A valuable measure to assess would be the amount of time the student spent on each case. A line item on the case study can be added by AI by including a prompt such as: ‘Provide an item at the end of the case to enable students to report the amount of time that they spent on each of the case studies.’
In addition to the non-AI case and the AI-usage case, students can also perform conceptual evaluations. Such evaluations can be qualitative, allowing the student to critically evaluate how AI assists in efficiency and accuracy on the topic. Another focus could be qualitative evaluations on how AI can be used in their future careers based on the specified topic in the case study. For example, a conceptual question might address how someone in their profession would benefit from AI to help them perform better in their future careers. If these cases are created to be used throughout a course term, students can gain a clearer picture of how AI might be applied to their classroom experience.
In conclusion, faculty can use AI to create tools, such as case studies which are focused on specific topics, to expose students to real-world scenarios and reinforce student learning. It is very important, as faculty and students use AI, to acknowledge that current AI outputs may not always be accurate. Faculty and students should evaluate the accuracy of AI-generated output and adjust as necessary. Experimenting with various AI inputs will allow faculty to become more comfortable with using AI. Recognizing AI’s role in the classroom does not replace faculty, but it can help provide excellent learning opportunities for students and demonstrate how AI can be used effectively.

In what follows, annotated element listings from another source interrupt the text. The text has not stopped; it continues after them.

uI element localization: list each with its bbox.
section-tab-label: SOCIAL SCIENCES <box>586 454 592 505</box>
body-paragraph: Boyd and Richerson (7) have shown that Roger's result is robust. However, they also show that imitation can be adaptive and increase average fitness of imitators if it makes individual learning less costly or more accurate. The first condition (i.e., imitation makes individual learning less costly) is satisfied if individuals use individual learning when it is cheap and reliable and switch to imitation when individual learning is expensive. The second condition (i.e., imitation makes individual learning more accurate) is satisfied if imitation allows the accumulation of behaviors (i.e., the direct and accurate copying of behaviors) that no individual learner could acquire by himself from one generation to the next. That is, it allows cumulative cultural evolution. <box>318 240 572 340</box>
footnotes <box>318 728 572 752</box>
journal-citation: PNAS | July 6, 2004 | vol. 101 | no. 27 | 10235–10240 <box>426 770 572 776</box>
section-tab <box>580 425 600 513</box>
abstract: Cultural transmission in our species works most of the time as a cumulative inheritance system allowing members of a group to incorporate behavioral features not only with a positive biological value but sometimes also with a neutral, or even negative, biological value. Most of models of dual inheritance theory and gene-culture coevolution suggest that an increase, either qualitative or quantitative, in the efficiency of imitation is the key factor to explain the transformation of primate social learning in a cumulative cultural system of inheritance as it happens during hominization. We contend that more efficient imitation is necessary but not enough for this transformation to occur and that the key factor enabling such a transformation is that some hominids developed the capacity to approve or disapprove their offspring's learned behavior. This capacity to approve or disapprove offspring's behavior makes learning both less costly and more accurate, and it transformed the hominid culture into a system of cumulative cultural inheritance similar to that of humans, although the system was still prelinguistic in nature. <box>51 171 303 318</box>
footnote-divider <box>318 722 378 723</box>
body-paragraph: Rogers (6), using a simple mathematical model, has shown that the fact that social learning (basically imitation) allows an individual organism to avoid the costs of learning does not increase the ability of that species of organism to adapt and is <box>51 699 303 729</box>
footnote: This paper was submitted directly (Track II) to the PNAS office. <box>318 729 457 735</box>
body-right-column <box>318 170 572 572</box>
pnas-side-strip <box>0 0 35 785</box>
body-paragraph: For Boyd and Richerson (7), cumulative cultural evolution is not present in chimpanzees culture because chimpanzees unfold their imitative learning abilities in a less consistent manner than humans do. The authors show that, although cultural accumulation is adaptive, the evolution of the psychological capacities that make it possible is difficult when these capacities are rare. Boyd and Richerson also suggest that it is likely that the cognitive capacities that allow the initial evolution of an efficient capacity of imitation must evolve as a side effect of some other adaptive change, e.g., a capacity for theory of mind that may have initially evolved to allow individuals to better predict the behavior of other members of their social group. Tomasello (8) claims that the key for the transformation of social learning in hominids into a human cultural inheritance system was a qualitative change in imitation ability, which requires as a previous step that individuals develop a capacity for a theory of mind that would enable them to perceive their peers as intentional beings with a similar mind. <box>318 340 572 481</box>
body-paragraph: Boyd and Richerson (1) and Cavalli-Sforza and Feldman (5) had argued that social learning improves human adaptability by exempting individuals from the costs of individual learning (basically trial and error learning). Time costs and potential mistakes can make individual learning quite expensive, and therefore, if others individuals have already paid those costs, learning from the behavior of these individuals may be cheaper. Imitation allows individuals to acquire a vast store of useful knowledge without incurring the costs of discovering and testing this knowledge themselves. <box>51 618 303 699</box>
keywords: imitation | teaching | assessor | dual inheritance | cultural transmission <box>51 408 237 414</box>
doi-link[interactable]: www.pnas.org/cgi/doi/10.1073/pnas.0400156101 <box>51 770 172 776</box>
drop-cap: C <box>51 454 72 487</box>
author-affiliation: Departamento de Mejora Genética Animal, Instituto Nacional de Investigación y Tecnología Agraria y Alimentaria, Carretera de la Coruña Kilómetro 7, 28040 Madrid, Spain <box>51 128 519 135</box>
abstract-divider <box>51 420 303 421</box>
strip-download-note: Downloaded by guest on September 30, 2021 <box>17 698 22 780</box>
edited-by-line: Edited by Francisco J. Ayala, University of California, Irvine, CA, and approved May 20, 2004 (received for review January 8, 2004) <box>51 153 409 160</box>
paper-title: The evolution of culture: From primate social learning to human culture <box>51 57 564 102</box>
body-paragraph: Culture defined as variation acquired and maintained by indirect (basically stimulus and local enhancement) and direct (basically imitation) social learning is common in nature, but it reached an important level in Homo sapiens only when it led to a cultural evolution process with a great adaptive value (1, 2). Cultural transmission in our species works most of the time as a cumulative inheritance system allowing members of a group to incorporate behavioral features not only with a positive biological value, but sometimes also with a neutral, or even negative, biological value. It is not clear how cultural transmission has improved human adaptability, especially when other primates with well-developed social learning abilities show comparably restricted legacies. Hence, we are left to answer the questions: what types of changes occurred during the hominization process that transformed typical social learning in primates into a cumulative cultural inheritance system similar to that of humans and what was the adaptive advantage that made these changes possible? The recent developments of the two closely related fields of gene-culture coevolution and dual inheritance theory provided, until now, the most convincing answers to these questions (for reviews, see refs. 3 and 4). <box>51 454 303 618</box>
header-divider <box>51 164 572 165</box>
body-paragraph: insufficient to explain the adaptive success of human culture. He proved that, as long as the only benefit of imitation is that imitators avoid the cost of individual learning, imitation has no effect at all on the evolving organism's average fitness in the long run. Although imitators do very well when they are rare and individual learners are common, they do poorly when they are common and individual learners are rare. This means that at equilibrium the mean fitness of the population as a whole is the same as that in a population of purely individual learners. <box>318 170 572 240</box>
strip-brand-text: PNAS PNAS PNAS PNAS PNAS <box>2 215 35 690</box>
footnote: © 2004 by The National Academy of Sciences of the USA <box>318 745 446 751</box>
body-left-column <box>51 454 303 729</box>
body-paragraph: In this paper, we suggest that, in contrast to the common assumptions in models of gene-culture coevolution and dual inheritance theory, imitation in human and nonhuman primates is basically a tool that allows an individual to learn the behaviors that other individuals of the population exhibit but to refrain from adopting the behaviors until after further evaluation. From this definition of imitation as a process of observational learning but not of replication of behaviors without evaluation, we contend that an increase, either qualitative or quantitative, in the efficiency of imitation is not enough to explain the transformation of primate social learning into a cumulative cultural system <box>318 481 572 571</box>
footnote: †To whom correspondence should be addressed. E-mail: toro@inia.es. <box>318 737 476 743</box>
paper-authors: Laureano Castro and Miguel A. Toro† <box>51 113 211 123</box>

Rhonda Gilreath is an associate professor of accounting at Tiffin University in Northwest Ohio. She enjoys exploring new opportunities to implement in the classroom to improve pedagogical approaches to prepare her students for career readiness.
References
Afzaal, M., Shanshan, X., Yan, D., and Younas, M. 2024. “Mapping Artificial Intelligence Integration in Education: A Decade of Innovation and Impact (2013–2023)—A Bibliometric Analysis.” IEEE Access 12: 113275–113299. https://doi.org/10.1109/ACCESS.2024.3443313.
Amado-Salvatierra, H. R., Morales-Chan, M., Hernandez-Rizzardini, R., and Rosales, M. 2024. “Exploring Educators’ Perceptions: Artificial Intelligence Integration in Higher Education.” In 2024 IEEE World Engineering Education Conference (EDUNINE), 1–5. https://doi.org/10.1109/EDUNINE60625.2024.10500578.
Holmes, W., Bialik, M., and Fadel, C. 2019. Artificial Intelligence in Education: Promises and Implications for Teaching and Learning. Boston: Center for Curriculum Redesign.
Hsiao, D., and Han, L. 2023. “The Impact of Data Analytics and Artificial Intelligence on the Future Accounting Profession: Perspectives from Accounting Students.” Journal of Theoretical Accounting Research 19 (1): 70–100.